Cette double dépendance est à la base des travaux de Marie-Josée Fortin. Elle lui permet par exemple de poser l'hypothèse qu'un réchauffement climatique de cette région entraînerait une augmentation des feux de forêt dans la zone la plus nordique de territoire qu'elle étudie. Plus les arbres grossiraient, plus les forêts deviendraient denses et plus le feu pourrait s'y propager facilement.

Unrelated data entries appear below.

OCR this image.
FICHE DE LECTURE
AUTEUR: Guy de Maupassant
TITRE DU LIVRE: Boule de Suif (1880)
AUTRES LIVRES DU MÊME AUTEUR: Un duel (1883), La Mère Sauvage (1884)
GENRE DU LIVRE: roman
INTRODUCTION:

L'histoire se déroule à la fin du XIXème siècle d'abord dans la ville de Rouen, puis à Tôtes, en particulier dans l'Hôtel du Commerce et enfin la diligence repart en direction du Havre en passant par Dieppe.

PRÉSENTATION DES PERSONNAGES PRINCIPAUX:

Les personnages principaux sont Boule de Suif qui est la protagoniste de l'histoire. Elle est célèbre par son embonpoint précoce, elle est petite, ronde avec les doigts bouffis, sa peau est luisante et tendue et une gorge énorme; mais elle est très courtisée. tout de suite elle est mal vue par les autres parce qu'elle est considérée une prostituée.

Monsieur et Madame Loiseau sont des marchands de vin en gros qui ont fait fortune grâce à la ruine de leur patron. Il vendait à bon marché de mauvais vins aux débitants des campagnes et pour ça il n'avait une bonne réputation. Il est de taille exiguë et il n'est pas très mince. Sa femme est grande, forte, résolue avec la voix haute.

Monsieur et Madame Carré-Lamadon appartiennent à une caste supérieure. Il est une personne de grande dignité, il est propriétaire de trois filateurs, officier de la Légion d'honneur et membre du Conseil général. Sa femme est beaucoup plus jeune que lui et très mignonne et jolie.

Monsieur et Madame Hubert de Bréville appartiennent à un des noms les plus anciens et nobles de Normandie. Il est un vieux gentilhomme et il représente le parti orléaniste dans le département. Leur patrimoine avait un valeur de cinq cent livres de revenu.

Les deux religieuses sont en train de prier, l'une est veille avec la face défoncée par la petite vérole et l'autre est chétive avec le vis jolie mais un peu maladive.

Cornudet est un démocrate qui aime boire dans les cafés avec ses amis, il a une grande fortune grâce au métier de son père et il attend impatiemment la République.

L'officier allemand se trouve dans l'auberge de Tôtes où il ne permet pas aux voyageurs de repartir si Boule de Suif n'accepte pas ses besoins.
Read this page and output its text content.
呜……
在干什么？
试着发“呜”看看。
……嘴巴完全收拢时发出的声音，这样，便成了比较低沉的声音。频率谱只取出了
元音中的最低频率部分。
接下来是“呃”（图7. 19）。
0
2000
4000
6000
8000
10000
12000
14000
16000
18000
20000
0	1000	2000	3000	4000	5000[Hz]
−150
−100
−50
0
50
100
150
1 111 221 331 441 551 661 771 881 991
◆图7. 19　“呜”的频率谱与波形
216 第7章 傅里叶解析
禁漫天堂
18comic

Pour ses recherches actuelles, la biologiste s'intéresse surtout à ce qu'elle appelle le régime de feu, c'est-à-dire la fréquence de ces feux sur une même zone. Car ce régime, s'il est trop rapide, ne laisse pas le temps à la forêt de se régénérer. À l'inverse, un régime de feu trop lent pourrait conduire à un vieillissement de la forêt. Comme les arbres, de la même manière que les humains, voient leur capacité de se reproduire réduire à partir d'un certain âge, un trop grand nombre d'années sans feu pourrait causer la mort d'une forêt.

Tout un programme

Pour mieux comprendre la dynamique spatiale des feux et leur effet sur la régénération des forêts boréales, Marie-Josée Fortin compte d'abord quantifier la superficie et la forme des forêts d'épinettes noires sur le territoire qu'elle a choisi d'étudier. Elle compte par la suite mesurer divers facteurs susceptibles de modifier la réaction des forêts au feu : relation entre la superficie et le périmètre, pente, exposition, élévation. Par la suite, elle procédera au calcul des probabilités d'incidences et de rotation des feux à partir de la cartographie des feux de 1900 à1957, validera ce modèle statistique avec les données sur les feux de 1958 à1984. En élaborant son modèle statistique, Marie-Josée Fortin quantifiera l'importance relative de chacune des variables étudiées dans le processus de régénération des forêts, ce qui permettra non seulement de mieux comprendre le phénomène, mais aussi d'aider à l'aménagement et à la gestion de la forêt boréale.

Bruno Levesque

Vigentte

Marie-Josée Fortin, professeure au Département de biologie, étudie l'effet des incendies sur les forêts.